Holistic View of Fentanyl Investigations
There are many moving parts of the drug trafficking ecosystem, including social platforms, websites used for advertising, companies involved in the manufacturing of drugs, cryptocurrency being used for financial transactions, and more. Too often, investigators are manually searching all this disparate information, which slows down the process.
OSINT technology can help law enforcement catch up with the pace of changing trends. For example, OSINT technology can identify chemical names or Chemical Abstract Services (CAS) Registry numbers. CAS numbers provide an unambiguous way to identify a chemical substance or molecular structure when there are many possible systematic, generic, proprietary or trivial names. Drug traffickers selling chemical substances to cartels online communicate through numbers rather than words.
There was a case in which a Chinese company sold fentanyl, and, as a result, was sanctioned and shut down. A few days later the company reopened under a new name but with the same corporate structure. Investigators were able to identify the company and shut it down again.

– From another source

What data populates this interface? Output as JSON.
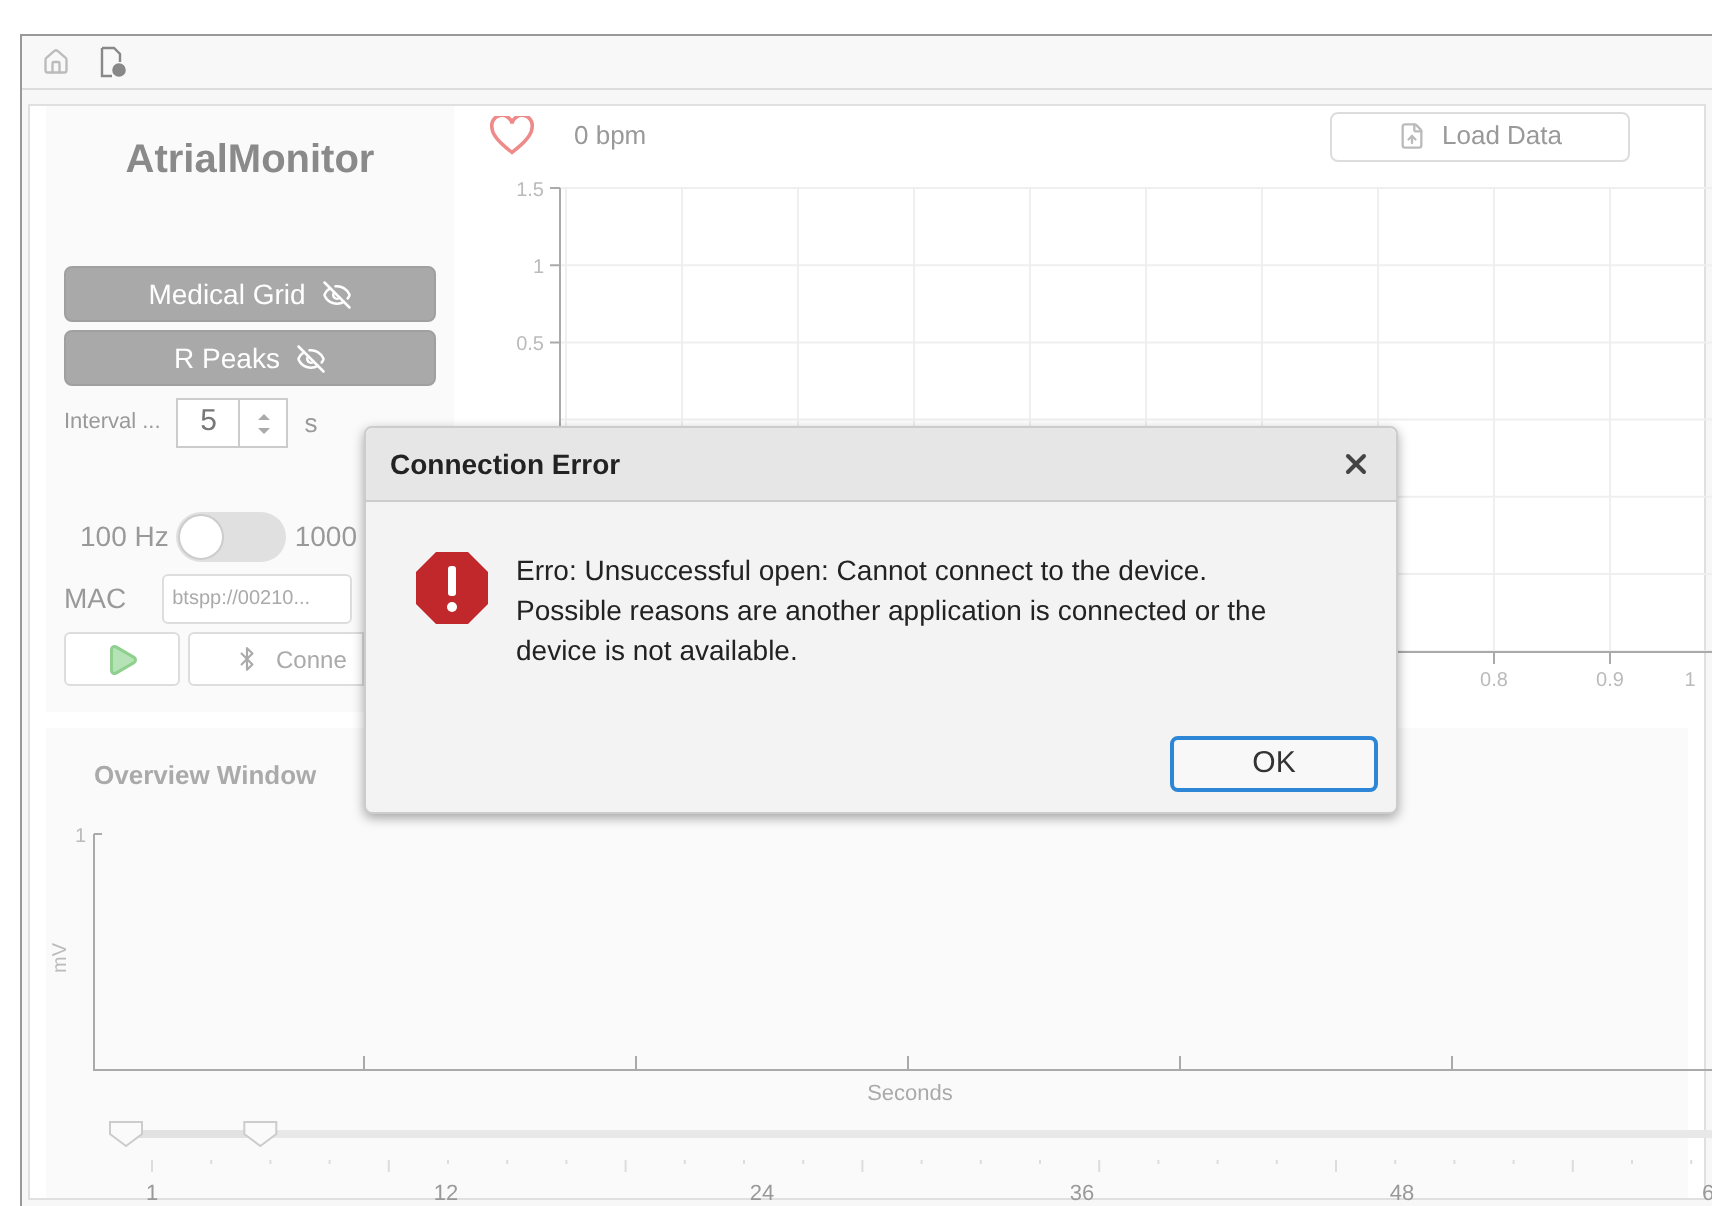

OSINT, powered by artificial intelligence (AI), identifies the connections and patterns between hotspots, locations and persons of interest. OSINT-driven tools can scour all available public sources of information as well as the deep and dark web, analyzing the findings to help officers supplement their investigations – reactively and proactively.
OSINT Makes a Difference in Fentanyl Investigations
To make a lasting difference in the fight against fentanyl production and trafficking, police departments need innovative investigations solutions that integrate open-source information. . OSINT can aggregate data to highlight the various web connections between victims, drug sellers, and the companies and criminal gangs responsible for manufacturing and distributing fentanyl and other opioids. It is an effective tool in an arsenal of other tools needed to reduce fentanyl-related overdoses, put criminals behind bars, and make our communities safer.